1. Birden Fazla Hayat Yaşayın: Reinhold Messner bir dağcı. Orası kesin! Evet ama uzmanlık alanı matematik, kitaplar yazıyor ve bir dönem Avrupa Parlementosunda milletvekiliği de yaptı. Ama o bir dağcı.
Temeli bu. Kendi deyişiyle “birden fazla hayatı” olması, onun farklı yönlerinden ileri gelmiyor; hayatını çeşitli dilimlere bölmesinden dolayı böyle bu! Hayatına öyle bakıyor.
Örneğin, kardeşini kaybettiği ve altı ayak parmağının donduğu Nanga Parbat zirve çıkışı, onun için bir dönemin sonu ve yeni bir hayatın başlangıcı. Messner’in ayak parmaklarının donması onun kaya tırmanışlarında eski becerilerini sergilemesine engel oluşturuyor, o da dağcılık macerasına yeniden yön veriyor.
Messner, ne zaman bir engelle karşılaşsa bunu hayatında yeni bir dönem açmak için fırsat olarak görüyor. Hayatının ilerleyen yıllarında, artık dağlara eskisi kadar çıkamayacak kadar yaşlandı mı, “bir dağcılık müzesi kurmanın zamanı gelmiştir” diyor ve bir müze kuruyor.
2. İmkânsıza Meydan Okuyun: Messner, insanın ancak imkânsıza meydan okuyarak geliştiğine, insan ruhunun bu sayede derinleştiğine inanmaktadır. Ona göre “Eğer bir dağ tehlikeli değilse, o artık bir dağ değildir.”
Bazı dağcılar, doğaseverler bu söze katılmayacaklardır. “Dağ, dağdır” diyeceklerdir haklı olarak. Ama Messner, ortaya attığı bu sözü derinleştirir: “Herkes kendi dağlarına tırmanmalı, herkes kendi zirvesine ulaşmaya çalışmalıdır.” Messner’in dünyasında bir dağ yeterince zorlu değilse, kişiyi yeterince geliştirmeyecektir.
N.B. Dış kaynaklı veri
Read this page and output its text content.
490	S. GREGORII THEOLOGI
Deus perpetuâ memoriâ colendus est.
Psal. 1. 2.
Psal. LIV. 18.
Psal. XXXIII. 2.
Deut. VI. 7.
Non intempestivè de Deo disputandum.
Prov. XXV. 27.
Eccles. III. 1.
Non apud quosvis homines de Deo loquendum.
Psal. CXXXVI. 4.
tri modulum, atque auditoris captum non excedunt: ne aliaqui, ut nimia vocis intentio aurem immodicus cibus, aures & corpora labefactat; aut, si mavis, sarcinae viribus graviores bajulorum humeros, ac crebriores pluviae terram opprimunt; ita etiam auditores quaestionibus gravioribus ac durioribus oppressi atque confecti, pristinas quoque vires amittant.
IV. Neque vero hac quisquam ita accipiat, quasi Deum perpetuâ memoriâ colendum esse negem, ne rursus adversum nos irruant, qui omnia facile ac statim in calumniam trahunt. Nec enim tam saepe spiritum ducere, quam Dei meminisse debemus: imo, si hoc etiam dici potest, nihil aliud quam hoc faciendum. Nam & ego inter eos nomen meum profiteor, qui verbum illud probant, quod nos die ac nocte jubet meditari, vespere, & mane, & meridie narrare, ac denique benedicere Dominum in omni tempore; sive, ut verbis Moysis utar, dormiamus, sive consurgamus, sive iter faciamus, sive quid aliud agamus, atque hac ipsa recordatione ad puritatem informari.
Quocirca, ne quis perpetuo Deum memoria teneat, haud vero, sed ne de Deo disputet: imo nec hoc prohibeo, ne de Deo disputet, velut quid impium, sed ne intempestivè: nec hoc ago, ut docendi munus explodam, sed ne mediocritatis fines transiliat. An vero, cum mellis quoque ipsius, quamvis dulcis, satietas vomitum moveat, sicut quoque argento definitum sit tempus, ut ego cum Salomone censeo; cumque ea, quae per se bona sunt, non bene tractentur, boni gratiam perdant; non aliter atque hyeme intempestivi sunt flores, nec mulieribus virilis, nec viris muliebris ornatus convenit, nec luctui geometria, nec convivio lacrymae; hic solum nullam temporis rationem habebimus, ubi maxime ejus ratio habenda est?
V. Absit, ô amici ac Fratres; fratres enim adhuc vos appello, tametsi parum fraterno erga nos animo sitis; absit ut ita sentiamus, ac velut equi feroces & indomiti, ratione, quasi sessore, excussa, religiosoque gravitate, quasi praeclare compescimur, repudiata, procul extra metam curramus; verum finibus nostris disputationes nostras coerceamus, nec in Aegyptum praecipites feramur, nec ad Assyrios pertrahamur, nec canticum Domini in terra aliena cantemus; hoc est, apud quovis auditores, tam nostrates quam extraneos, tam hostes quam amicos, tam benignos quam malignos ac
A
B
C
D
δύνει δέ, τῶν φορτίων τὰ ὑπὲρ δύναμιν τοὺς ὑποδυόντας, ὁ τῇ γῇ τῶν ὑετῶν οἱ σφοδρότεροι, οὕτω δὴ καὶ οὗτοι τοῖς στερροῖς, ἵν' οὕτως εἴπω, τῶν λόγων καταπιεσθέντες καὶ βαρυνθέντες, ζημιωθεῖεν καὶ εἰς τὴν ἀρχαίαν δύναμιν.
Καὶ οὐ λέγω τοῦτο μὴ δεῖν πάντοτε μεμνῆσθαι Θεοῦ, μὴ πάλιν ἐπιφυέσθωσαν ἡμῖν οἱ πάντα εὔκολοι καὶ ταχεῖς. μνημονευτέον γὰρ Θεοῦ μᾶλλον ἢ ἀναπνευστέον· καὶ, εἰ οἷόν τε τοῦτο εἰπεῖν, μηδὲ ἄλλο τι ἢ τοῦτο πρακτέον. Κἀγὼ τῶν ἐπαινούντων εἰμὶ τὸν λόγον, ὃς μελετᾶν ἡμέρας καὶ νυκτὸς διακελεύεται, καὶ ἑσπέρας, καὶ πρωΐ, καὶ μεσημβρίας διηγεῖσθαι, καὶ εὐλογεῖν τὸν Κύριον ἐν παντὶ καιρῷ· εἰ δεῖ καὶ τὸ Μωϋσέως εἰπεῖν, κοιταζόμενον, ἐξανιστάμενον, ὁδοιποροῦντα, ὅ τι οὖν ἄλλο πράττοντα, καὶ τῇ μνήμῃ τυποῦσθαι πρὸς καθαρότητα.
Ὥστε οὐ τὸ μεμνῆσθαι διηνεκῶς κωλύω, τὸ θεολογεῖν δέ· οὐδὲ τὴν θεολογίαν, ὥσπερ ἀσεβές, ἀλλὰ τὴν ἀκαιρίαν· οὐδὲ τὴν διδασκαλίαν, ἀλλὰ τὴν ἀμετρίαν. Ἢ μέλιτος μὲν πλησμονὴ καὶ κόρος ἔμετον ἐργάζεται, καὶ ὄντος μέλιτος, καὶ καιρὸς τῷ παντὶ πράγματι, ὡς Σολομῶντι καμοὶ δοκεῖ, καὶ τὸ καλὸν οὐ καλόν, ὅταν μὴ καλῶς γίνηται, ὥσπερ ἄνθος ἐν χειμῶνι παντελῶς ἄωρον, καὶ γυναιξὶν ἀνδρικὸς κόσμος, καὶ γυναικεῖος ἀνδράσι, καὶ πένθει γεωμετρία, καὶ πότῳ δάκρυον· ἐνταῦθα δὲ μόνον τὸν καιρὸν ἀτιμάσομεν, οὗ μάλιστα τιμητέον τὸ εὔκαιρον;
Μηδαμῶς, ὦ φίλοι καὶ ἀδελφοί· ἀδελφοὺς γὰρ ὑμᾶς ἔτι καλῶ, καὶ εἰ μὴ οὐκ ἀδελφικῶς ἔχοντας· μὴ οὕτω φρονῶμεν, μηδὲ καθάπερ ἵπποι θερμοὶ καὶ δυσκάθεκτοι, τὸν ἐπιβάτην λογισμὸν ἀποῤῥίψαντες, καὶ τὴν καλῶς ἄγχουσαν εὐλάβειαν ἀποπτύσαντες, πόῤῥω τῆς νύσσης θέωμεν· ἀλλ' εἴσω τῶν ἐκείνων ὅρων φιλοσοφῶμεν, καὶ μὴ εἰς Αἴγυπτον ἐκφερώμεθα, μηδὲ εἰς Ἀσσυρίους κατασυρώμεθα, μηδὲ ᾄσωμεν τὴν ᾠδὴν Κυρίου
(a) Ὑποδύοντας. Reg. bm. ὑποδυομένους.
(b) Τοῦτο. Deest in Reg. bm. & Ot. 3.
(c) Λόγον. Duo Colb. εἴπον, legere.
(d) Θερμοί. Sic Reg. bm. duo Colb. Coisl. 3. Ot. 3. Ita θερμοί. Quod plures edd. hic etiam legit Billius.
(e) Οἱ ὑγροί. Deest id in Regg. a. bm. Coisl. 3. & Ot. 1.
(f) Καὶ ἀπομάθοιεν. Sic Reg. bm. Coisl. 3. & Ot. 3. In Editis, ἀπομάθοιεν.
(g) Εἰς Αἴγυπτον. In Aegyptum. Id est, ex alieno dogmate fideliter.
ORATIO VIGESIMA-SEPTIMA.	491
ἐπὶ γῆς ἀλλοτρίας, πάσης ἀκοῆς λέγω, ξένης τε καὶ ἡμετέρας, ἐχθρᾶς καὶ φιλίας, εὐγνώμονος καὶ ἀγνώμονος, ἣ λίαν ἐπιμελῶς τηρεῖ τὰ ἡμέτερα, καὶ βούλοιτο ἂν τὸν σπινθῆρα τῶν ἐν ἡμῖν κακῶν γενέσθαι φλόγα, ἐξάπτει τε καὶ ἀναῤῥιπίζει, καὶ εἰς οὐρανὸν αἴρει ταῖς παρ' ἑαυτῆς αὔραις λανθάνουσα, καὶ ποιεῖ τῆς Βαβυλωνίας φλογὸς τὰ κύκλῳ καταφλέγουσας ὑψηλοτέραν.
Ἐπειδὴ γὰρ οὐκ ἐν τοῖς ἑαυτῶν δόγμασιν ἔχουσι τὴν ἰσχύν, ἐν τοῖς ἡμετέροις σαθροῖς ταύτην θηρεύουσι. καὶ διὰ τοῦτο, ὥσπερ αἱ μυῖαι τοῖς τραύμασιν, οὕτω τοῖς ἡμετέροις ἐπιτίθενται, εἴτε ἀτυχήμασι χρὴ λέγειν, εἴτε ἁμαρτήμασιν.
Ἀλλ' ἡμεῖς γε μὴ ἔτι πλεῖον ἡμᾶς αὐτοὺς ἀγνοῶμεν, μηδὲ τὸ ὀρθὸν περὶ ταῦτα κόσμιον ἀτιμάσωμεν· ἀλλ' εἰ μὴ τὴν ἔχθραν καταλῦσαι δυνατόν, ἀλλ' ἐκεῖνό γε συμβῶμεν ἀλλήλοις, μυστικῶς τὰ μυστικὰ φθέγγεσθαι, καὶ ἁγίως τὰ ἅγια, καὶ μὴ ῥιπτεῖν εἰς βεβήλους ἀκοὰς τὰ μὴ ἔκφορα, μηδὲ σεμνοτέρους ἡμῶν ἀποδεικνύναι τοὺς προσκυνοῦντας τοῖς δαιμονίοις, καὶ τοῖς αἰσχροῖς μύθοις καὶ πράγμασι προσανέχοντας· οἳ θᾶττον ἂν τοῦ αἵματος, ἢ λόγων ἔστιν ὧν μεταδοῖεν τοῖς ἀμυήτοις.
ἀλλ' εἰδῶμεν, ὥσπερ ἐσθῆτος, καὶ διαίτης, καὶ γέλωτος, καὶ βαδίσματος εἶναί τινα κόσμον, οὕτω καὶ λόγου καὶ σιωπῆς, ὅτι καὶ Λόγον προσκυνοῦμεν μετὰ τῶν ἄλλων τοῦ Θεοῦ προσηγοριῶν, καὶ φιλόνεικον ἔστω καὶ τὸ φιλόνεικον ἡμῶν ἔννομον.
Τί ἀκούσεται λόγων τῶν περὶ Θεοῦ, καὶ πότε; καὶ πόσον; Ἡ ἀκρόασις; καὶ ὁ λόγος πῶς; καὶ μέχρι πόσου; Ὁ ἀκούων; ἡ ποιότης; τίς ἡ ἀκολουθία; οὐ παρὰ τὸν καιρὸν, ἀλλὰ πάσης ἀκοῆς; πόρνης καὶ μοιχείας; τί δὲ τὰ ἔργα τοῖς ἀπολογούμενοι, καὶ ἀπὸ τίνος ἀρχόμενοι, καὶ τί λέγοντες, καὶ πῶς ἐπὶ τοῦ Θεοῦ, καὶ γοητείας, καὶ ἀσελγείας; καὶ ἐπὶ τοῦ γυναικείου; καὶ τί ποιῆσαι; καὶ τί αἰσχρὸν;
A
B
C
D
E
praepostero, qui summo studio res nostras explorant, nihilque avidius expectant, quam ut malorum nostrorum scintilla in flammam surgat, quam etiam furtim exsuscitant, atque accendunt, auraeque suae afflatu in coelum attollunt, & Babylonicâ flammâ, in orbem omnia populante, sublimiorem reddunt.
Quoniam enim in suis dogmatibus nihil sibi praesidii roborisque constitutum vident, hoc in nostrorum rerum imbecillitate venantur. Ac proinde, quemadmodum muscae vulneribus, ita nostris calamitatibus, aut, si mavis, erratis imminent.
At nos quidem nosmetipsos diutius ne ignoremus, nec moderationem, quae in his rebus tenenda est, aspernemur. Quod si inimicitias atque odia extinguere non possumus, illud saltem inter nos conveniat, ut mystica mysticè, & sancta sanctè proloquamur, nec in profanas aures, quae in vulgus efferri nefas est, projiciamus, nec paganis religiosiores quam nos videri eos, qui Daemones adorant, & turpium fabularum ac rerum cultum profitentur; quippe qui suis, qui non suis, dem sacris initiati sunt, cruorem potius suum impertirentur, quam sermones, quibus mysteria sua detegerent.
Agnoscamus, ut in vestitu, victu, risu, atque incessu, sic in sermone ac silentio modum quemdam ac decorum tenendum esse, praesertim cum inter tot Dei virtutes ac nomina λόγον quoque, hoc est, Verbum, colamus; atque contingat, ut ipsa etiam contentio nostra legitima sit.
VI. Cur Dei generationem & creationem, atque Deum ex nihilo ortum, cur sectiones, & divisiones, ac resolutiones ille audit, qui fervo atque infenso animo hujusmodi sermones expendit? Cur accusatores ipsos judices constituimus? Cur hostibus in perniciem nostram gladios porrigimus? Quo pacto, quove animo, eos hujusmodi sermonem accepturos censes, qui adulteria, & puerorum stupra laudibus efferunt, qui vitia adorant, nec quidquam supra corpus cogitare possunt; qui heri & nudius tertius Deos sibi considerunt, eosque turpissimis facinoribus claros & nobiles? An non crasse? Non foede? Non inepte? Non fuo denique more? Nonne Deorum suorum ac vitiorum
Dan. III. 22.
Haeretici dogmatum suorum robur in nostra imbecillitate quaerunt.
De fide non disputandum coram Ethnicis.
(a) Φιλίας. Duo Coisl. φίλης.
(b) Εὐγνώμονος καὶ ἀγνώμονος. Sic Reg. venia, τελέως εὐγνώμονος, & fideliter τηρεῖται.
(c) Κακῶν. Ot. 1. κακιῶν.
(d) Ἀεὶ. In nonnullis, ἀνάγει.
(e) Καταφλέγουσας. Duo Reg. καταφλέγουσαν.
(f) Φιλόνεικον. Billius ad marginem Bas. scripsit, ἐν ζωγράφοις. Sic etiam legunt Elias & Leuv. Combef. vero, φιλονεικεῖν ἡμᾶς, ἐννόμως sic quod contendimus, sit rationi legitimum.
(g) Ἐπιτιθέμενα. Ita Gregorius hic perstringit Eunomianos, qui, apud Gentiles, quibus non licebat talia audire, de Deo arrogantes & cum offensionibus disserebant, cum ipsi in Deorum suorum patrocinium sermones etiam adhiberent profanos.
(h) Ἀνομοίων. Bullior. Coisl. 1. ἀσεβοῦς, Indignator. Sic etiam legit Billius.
Çünkü insan kendini ancak uç durumlarda tanır, keşfeder. Dağa çıkmak onun için sadece çeşitli coğrafyalar üzerinde seyahat etmek değildir; dağa çıkmak, kendi ruhunun derinliklerine inmektir.
3. Engelleri Aşın ve Bunun İçin Gerekirse Porsche’nizi Satın: Messner, Everest’e tek başına, bir ekip arkadaşı olmadan çıkmak ister. Bunun için Nepalli makamlara başvurur ve reddedilir. Nepalli yetkililer, Everest’e tek kişilik çıkış izni vermiyor, bunu çok tehlikeli buluyorlardır. Bunun üzerine Everest’e (bir sınır dağıdır Everest) Çin üzerinden çıkmak ister. Çin’e yaptığı başvuru olumludur. Ancak bir sorun vardır. Soğuk Savaş yıllarıdır ve Çin hükûmetinin bürokratik kuralları esnek değildir. Kalabalık bir dağcı grubunun Everest’e tırmanmak için ödeyeceği parayla, tek kişinin ödeyeceği para aynıdır.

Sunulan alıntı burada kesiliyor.